Oude Testament

Nieuwe Testament

Deuteronomium 4:22-32 NBG-vertaling 1951 (NBG51)

22. Want ik zal in dit land sterven, ik zal de Jordaan niet overtrekken; maar gij zult die overtrekken en dat goede land in bezit nemen.

23. Neemt u ervoor in acht, dat gij het verbond van de Here, uw God, dat Hij met u gesloten heeft, niet vergeet en u een beeld maakt in de gedaante van iets, dat de Here, uw God, u verboden heeft.

24. Want de Here, uw God, is een verterend vuur, een naijverig God.

25. Wanneer gij kinderen en kindskinderen verwekt hebt en in het land ingeburgerd zijt en gij dan verderfelijk handelt door een beeld te maken in welke gedaante ook, en doet wat kwaad is in de ogen van de Here, uw God, en Hem krenkt –

26. ik neem heden de hemel en de aarde tegen u tot getuigen, dat gij zeker spoedig zult omkomen in het land, dat gij na het overtrekken van de Jordaan in bezit zult nemen; gij zult daarin niet lang leven, maar zeker verdelgd worden;

27. de Here zal u onder de natiën verstrooien en gij zult met een klein getal overblijven onder de volken, bij wie de Here u brengen zal;

28. dan zult gij daar goden dienen: werk van mensenhanden, hout en steen, die niet zien, noch horen noch eten noch ruiken.
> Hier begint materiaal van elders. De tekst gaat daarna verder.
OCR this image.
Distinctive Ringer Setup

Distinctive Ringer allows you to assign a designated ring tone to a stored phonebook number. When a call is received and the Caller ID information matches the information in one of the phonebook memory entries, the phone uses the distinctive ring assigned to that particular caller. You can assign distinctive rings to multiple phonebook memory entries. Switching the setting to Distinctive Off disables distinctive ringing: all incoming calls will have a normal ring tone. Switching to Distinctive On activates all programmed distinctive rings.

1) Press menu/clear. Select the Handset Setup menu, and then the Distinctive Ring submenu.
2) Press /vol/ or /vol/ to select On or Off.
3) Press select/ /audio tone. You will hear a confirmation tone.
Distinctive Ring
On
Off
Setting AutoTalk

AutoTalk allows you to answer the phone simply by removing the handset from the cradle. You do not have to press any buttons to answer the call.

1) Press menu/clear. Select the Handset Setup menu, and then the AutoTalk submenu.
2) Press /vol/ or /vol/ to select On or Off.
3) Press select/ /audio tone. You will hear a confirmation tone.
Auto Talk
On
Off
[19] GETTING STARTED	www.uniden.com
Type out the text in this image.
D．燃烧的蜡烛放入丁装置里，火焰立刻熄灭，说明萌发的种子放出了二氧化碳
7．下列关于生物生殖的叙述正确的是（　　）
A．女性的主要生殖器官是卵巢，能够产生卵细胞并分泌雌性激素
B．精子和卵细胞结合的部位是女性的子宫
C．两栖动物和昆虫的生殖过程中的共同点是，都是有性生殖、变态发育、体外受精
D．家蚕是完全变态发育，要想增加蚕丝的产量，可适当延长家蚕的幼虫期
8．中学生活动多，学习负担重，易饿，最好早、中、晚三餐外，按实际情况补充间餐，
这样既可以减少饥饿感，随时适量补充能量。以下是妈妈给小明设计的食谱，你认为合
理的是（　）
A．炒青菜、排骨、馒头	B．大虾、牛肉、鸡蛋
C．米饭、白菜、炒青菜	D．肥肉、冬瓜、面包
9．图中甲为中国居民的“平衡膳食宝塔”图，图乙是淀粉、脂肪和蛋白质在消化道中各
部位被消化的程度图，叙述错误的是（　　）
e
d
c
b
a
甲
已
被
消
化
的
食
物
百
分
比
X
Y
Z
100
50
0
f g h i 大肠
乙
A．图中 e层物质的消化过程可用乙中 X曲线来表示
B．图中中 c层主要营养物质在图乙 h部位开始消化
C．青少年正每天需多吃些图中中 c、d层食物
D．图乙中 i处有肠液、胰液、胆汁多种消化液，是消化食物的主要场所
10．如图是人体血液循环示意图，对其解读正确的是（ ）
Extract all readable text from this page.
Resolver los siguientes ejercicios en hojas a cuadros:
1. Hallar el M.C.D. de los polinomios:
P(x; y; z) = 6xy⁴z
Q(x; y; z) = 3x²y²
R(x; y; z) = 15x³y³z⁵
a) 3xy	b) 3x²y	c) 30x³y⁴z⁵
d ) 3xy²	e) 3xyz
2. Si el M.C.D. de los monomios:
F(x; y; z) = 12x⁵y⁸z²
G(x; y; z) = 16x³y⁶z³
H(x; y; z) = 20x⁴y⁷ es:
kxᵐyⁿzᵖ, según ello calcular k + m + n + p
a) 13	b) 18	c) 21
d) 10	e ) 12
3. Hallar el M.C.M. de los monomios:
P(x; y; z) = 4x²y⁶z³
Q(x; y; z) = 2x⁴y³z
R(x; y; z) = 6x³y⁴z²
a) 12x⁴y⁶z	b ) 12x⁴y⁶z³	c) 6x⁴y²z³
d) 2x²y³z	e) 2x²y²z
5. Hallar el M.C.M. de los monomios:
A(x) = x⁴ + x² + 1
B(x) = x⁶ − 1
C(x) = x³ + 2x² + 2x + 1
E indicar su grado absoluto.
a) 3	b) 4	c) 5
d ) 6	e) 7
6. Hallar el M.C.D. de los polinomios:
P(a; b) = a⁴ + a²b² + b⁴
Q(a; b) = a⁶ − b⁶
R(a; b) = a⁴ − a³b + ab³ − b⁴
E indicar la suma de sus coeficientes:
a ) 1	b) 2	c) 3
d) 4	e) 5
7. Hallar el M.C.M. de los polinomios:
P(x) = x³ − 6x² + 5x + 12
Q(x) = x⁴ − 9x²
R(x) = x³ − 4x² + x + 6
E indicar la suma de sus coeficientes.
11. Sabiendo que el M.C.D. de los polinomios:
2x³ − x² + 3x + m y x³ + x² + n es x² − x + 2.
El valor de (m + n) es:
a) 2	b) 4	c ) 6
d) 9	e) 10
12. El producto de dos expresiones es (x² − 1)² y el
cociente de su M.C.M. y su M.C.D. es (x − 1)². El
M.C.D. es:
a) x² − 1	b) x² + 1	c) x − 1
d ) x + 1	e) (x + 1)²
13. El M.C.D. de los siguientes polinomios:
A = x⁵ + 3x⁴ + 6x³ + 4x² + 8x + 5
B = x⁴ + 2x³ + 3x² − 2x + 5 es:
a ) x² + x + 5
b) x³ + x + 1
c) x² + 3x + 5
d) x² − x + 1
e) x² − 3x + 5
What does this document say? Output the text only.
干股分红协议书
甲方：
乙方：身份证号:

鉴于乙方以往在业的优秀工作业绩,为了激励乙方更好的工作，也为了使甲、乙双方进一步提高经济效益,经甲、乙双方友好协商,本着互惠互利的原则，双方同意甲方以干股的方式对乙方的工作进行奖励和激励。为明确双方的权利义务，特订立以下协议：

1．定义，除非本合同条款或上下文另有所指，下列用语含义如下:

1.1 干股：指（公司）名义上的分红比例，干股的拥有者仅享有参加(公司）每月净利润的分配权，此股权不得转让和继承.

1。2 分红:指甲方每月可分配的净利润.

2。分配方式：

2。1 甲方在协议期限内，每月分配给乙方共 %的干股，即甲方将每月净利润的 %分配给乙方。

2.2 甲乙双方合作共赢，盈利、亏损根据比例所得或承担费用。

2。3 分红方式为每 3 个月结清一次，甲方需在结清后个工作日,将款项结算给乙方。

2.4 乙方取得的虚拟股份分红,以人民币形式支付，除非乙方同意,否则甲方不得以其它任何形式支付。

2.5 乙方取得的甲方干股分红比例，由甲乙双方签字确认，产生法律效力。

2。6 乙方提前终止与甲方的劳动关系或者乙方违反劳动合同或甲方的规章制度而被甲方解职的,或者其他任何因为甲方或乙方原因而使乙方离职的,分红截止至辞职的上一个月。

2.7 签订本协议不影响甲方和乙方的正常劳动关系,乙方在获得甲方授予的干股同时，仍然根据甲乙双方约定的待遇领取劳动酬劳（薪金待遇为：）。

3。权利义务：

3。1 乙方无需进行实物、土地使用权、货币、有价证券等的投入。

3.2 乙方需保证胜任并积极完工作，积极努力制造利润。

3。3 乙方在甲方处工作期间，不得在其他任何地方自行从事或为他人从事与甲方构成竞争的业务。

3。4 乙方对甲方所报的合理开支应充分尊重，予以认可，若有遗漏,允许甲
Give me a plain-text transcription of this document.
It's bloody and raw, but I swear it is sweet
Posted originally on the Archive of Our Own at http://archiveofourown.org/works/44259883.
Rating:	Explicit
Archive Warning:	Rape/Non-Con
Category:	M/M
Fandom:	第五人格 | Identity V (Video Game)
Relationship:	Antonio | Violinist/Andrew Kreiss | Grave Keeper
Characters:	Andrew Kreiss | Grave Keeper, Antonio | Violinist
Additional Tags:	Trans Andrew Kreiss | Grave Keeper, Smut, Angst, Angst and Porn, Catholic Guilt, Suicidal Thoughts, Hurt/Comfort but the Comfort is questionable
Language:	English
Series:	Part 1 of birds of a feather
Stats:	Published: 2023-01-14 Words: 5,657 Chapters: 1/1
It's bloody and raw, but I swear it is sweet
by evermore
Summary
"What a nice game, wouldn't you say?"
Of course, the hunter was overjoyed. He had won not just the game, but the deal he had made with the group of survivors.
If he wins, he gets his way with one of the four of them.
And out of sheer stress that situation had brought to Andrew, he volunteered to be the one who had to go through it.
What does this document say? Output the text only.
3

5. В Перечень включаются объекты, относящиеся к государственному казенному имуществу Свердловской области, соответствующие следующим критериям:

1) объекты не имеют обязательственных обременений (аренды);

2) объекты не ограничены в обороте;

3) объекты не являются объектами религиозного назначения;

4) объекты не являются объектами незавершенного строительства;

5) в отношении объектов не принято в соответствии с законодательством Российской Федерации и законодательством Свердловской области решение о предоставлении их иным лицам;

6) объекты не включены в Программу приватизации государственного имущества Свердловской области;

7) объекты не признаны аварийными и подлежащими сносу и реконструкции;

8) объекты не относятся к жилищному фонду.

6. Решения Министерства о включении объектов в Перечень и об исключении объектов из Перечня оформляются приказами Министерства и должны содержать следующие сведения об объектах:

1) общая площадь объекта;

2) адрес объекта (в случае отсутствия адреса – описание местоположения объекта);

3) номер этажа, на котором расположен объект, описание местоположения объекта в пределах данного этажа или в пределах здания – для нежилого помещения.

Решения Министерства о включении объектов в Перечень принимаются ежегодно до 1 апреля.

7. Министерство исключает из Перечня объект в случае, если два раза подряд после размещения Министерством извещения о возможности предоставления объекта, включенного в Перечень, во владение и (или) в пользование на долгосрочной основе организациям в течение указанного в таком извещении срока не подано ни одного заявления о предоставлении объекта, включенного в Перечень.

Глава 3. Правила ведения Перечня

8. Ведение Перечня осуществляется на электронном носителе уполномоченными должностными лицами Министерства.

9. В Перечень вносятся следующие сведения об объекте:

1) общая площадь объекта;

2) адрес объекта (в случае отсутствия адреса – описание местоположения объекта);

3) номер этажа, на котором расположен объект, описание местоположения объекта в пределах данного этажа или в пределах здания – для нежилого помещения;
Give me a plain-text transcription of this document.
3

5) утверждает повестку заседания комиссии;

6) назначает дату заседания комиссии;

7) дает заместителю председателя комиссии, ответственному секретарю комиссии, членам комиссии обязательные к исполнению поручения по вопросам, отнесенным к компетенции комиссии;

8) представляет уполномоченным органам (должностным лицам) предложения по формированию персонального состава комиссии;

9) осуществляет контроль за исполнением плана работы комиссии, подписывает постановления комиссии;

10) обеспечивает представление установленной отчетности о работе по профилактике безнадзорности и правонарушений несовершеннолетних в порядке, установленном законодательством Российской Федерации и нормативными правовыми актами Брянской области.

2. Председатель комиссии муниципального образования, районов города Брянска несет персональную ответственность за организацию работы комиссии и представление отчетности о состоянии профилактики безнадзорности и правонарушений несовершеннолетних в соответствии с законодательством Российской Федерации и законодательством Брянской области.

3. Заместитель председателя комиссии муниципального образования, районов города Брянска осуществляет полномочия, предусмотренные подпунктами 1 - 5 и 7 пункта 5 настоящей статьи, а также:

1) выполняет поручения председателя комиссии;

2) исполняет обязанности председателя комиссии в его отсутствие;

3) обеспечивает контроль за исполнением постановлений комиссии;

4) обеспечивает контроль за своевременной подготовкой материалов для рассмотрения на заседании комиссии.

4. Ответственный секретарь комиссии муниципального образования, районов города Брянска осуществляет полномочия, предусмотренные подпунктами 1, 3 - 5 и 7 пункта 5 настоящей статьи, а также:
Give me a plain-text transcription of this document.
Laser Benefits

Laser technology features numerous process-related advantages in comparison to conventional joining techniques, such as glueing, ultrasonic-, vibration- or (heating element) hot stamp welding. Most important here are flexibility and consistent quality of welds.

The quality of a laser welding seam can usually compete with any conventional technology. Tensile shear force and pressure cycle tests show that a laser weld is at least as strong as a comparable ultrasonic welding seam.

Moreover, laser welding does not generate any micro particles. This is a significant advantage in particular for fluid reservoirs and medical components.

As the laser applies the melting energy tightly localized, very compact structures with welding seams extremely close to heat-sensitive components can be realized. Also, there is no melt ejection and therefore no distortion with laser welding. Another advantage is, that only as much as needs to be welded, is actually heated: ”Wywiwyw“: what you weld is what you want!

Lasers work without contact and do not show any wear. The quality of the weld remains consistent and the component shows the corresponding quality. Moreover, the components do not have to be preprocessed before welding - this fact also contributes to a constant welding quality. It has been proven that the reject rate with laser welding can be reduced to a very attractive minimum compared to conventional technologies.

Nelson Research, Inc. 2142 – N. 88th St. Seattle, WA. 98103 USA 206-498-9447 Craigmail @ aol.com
29. En dan zult gij daar de Here, uw God, zoeken en Hem vinden, wanneer gij naar Hem vraagt met uw ganse hart en met uw ganse ziel.

30. Wanneer het u bang zal zijn en in de toekomst al deze dingen u zullen overkomen, dan zult gij u bekeren tot de Here, uw God, en naar Hem luisteren.

31. Want de Here, uw God, is een barmhartig God, Hij zal u niet verlaten noch u verderven en Hij zal niet vergeten het verbond met uw vaderen, dat Hij hun onder ede bevestigd heeft.

32. Want vraag toch naar de dagen van het verleden, van vóór uw tijd, sinds de dag dat God de mens op de aarde schiep; en vraag van het ene einde des hemels tot het andere, of er zo iets groots is gebeurd of iets dergelijks is gehoord.